Here are some facts that I know about John Grisham:
- Four of his legal thrillers were made into movies, two of which starred my childhood crush Brad Renfro (may he rest in peace).
- I have seen his books for sale at a CVS in Charlottesville, a Monoprix in Paris and a train station’s waiting area in Tokyo.
- He is very tall in person, and wears very expensive-looking loafers, and has a very lovely Southern accent. This I discovered after having the pleasure of listening to him discuss why he writes fiction when he visited UVa’s MFA workshop.
However, until last month, what I did not know about John Grisham was what his writing was like. I consider myself an avid reader and yet, embarrassingly enough, I had never picked up one of his books. He’s one of the most widely published writers in the world. How had I never picked up a copy of The Pelican Brief or A Time To Kill?
When a package arrived for me one month ago, I looked first at the cover, then at my boyfriend quizzically.
He read the title aloud. “Ford County. Grisham’s doing short stories now. I thought that as a short story writer, you would like them.”

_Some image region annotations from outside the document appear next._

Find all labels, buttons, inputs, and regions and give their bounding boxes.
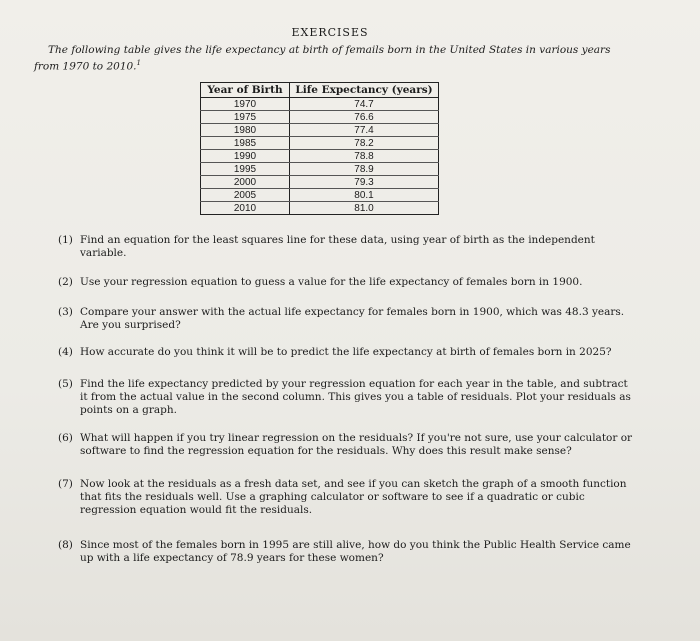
- intro-line-2: from 1970 to 2010.: [34, 60, 137, 73]
- exercises-heading: EXERCISES: [291, 26, 369, 39]
- life-expectancy-cell: 79.3: [290, 176, 439, 189]
- question-item: [58, 432, 633, 458]
- question-item: [58, 539, 633, 565]
- question-text: Since most of the females born in 1995 are still alive, how do you think the Public Health Service came up with a life expectancy of 78.9 years for these women?: [80, 539, 631, 564]
- life-expectancy-cell: 76.6: [290, 111, 439, 124]
- table-row: [201, 150, 439, 163]
- question-text: How accurate do you think it will be to predict the life expectancy at birth of females born in 2025?: [80, 346, 612, 358]
- question-item: [58, 234, 633, 260]
- question-number: (2): [58, 276, 73, 288]
- year-cell: 2010: [201, 202, 290, 215]
- header-year: Year of Birth: [201, 83, 290, 98]
- question-number: (5): [58, 378, 73, 390]
- life-expectancy-cell: 81.0: [290, 202, 439, 215]
- question-text: What will happen if you try linear regression on the residuals? If you're not sure, use your calculator or software to find the regression equation for the residuals. Why does this result make sense?: [80, 432, 633, 457]
- table-row: [201, 163, 439, 176]
- footnote-mark: 1: [136, 59, 141, 67]
- year-cell: 1990: [201, 150, 290, 163]
- intro-paragraph: [34, 44, 648, 74]
- table-header-row: [201, 83, 439, 98]
- question-text: Use your regression equation to guess a value for the life expectancy of females born in 1900.: [80, 276, 583, 288]
- question-text: Now look at the residuals as a fresh data set, and see if you can sketch the graph of a smooth function that fits the residuals well. Use a graphing calculator or software to see if a quadratic or cubic regression equation would fit the residuals.: [80, 478, 627, 516]
- table-row: [201, 98, 439, 111]
- table-row: [201, 189, 439, 202]
- table-row: [201, 137, 439, 150]
- question-number: (6): [58, 432, 73, 444]
- year-cell: 2000: [201, 176, 290, 189]
- year-cell: 2005: [201, 189, 290, 202]
- life-expectancy-cell: 78.8: [290, 150, 439, 163]
- life-expectancy-cell: 77.4: [290, 124, 439, 137]
- life-expectancy-cell: 80.1: [290, 189, 439, 202]
- life-expectancy-cell: 78.9: [290, 163, 439, 176]
- life-expectancy-cell: 74.7: [290, 98, 439, 111]
- year-cell: 1985: [201, 137, 290, 150]
- question-text: Find the life expectancy predicted by your regression equation for each year in the table, and subtract it from the actual value in the second column. This gives you a table of residuals. Plot your residuals as points on a graph.: [80, 378, 631, 416]
- question-item: [58, 478, 633, 517]
- question-item: [58, 276, 633, 289]
- table-row: [201, 176, 439, 189]
- life-expectancy-table: [200, 82, 439, 215]
- question-text: Compare your answer with the actual life expectancy for females born in 1900, which was 48.3 years. Are you surprised?: [80, 306, 625, 331]
- question-item: [58, 378, 633, 417]
- year-cell: 1980: [201, 124, 290, 137]
- header-life-expectancy: Life Expectancy (years): [290, 83, 439, 98]
- table-row: [201, 124, 439, 137]
- question-number: (4): [58, 346, 73, 358]
- question-text: Find an equation for the least squares line for these data, using year of birth as the independent variable.: [80, 234, 595, 259]
- table-row: [201, 202, 439, 215]
- life-expectancy-cell: 78.2: [290, 137, 439, 150]
- year-cell: 1970: [201, 98, 290, 111]
- question-number: (3): [58, 306, 73, 318]
- question-number: (7): [58, 478, 73, 490]
- year-cell: 1975: [201, 111, 290, 124]
- table-row: [201, 111, 439, 124]
- question-item: [58, 346, 633, 359]
- year-cell: 1995: [201, 163, 290, 176]
- question-number: (8): [58, 539, 73, 551]
- intro-line-1: The following table gives the life expectancy at birth of femails born in the United States in various years: [48, 44, 611, 56]
- question-item: [58, 306, 633, 332]
- question-number: (1): [58, 234, 73, 246]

Typically, in an MFA workshop, fiction writers live and breathe the short story. We send out our short stories to literary magazines, and we teach short stories to undergraduates as well (Carver! O’Connor!) with the hope that they, too, will learn to love and embrace the short story like we have. The prospect of writing a novel looms ahead of us, and still, we stubbornly cling to the idea of possibly publishing a short story collection. Agents come to visit, telling us, “it’s all about the novel now. Short stories simply don’t sell.” Over the past few years, literary magazines have been folding faster than kudzu grows. In 2007, Stephen King wrote a riveting essay (“What Ails The Short Story”) in the New York Times Book Review, which he summarized in his closing:
So — American short story alive? Check. American short story well? Sorry, no, can’t say so. Current condition stable, but apt to deteriorate in the years ahead.
What did it mean if John Grisham—the man who has published over twenty books of both fiction and non-fiction—has, for the first time in his career, put out a short story collection? As of today, Ford County is number four on the New York Times bestseller list (a fantastic feat, in my mind, for short stories).
In light of the short story’s steady demise over the past few years, perhaps with signs like Grisham now turning to short stories, this means that it’s time for a comeback. In 2009, short story collections like Wells Towers’s Everything Ravaged, Everything Burned and Maile Meloy’s Both Ways Is The Only Way I Want It were received well by reviewers. Bonnie Jo Campbell’s American Salvage (from Wayne State University Press) was nominated for the National Book Award. And, recently, The Atlantic announced that they will publish short stories directly through the Kindle, a change from their 2005 decision to publish fiction only once a year.
I checked Grisham’s website if there was a direct reason why he switched to short stories, and in his author letter he wrote this: “The good stories stick, but they’re not always long enough to become novels.” The survival of the short story is vital, and I think Grisham’s reason is as good a reason as any.